Hará
un par de años aparecía en el suplemento cultural de un periódico un artículo
sobre la actualidad poética en España. Desdeñosamente, criticaba que la
tendencia de la poesía escrita en la zona de Levante, se identificara con cierta
evasiva práctica del “locus amoenus”. Vendría
a decir esto que la búsqueda de tal motivo impediría la presencia de realidad contemporánea
en los versos, sustituida por una barroca evasión a una naturaleza hiperidealizada,
anacrónica y puramente verbal. Bueno. No
sé dónde radica el desastre cuando la supuesta evasión se traduce positivamente
en un trabajo literario que describe en sí el destino de la obra, como si un producto
aparentemente formal no fuera también signo de la época. El criterio de la
crítica radica aquí en el concepto de actualidad, y es en ello donde la
seguridad de las perspectivas bailan sorpresivamente, porque, como decía Paul Celan,
“el poema no es actual, es actualizable”, es decir, la importancia del poema no
depende de su asignación a baremos y presupuestos sino de cómo el lector lo
rescate, a través de su implicación lingüística y emocional, del limbo de las
letras universales.
Por
ello nuestra idea de qué sea actual en poesía no resulta tan claro ni
definitivo, ni nos podemos pronunciar automáticamente a favor de unos, desprestigiando
a otros. En este asunto, el concepto de belleza también está en juego. Por ejemplo,
el otro día, leía con placer un poemita del libro de José Manuel Ramón, La
senda honda, titulado Alborada. El poema
es breve y preciso, cuasi una virguería gongorina,
aparentemente alejado de denuncias y compromisos, atemporal, si se quiere, y perfectamente
autónomo. Este poema, con las características denunciadas por el artículo, es un
producto tan legítimo como válido en el juego de las distintas estéticas que
podamos evocar.
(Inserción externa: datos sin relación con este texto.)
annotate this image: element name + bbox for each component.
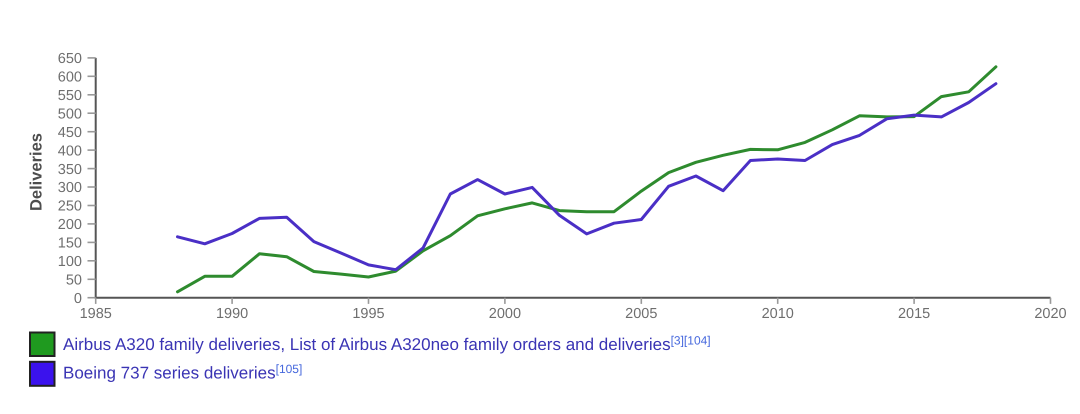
- svg-text:150: 150: [58, 236, 82, 252]
- svg-text:600: 600: [58, 70, 82, 86]
- svg-text:100: 100: [58, 254, 82, 270]
- svg-text:200: 200: [58, 217, 82, 233]
- svg-text:Deliveries: Deliveries: [28, 133, 46, 211]
- svg-text:2005: 2005: [625, 306, 657, 322]
- svg-text:550: 550: [58, 88, 82, 104]
- svg-text:Airbus A320 family deliveries,: Airbus A320 family deliveries, List of A…: [63, 334, 711, 355]
- svg-text:1985: 1985: [80, 306, 112, 322]
- svg-text:450: 450: [58, 125, 82, 141]
- svg-text:300: 300: [58, 180, 82, 196]
- svg-text:2010: 2010: [762, 306, 794, 322]
- svg-text:50: 50: [66, 273, 82, 289]
- svg-text:350: 350: [58, 162, 82, 178]
- svg-text:1990: 1990: [216, 306, 248, 322]
- svg-text:2015: 2015: [898, 306, 930, 322]
- svg-text:2000: 2000: [489, 306, 521, 322]
- svg-text:0: 0: [74, 291, 82, 307]
- svg-text:1995: 1995: [352, 306, 384, 322]
- svg-text:400: 400: [58, 143, 82, 159]
- svg-text:2020: 2020: [1034, 306, 1066, 322]
- svg-text:250: 250: [58, 199, 82, 215]
- svg-text:650: 650: [58, 51, 82, 67]
- svg-text:500: 500: [58, 106, 82, 122]
- svg-text:Boeing 737 series deliveries[1: Boeing 737 series deliveries[105]: [63, 362, 302, 383]
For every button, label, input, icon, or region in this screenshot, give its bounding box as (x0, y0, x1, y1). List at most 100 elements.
Se trata de un poema que sí protesta: su existencia, de por sí,
defiende la belleza.
Es
de este modo, considerando el placer y la belleza que una obra poética puede
producirnos como debiéramos juzgar tales obras, en vez de legitimarlas al tenor
de tal o cuales tendencias. Y es de este modo como prefiero enfocar el libro
que José Manuel Ramón nos ofrece sorpresivamente, y digo sorpresivamente porque
tras algo más de 25 años, por fin, y más algún poema que contextualiza el
silencio de esos años, se publica La senda honda, que su autor dejara tejida
allá por el año 1988.
Confieso
que desconozco si repasos correctores han ultimado la factura de los poemas,
pero poco importa si el poeta hace suyos unos poemas concebidos hace un par de décadas.
Ya sabemos lo que supone comentar libros de amigos, operación en la que parece
que el mero elogio tiene que ir por delante, pero repito lo dicho: quisiera
valorar los libros de poesía por la belleza que crean, por la música que
sugieren, antes de someterlos al
estridente análisis que pretende dirimir a qué otros sentidos- políticos,
ideológicos, metaliterarios – se refieren. Los poemas de La senda honda me
parecen nuevos, redondos, jugosos, musicalmente trazados, sin lentitudes ni
apelmazamientos. El verso más escueto sabe de la efectividad evocadora y del
contraste. Piezas como Estancia, Origen, Fidelidad del aire, El presente,
o Díptico de incierta distante confirman el dinamismo que articula la
coherencia estilística, la escritura poética como escritura sutil de la
posibilidad.
Feliz
regreso a la poesía a este veterano empireumático, que desde el 85, asistió al
parto y desarrollo de aquel sueño cumplido que fue la revista Empireuma, aunque
me temo que todos estos años no pueden traducirse como un distanciamiento, que José
Manuel siempre ha estado al brioso pie del poema.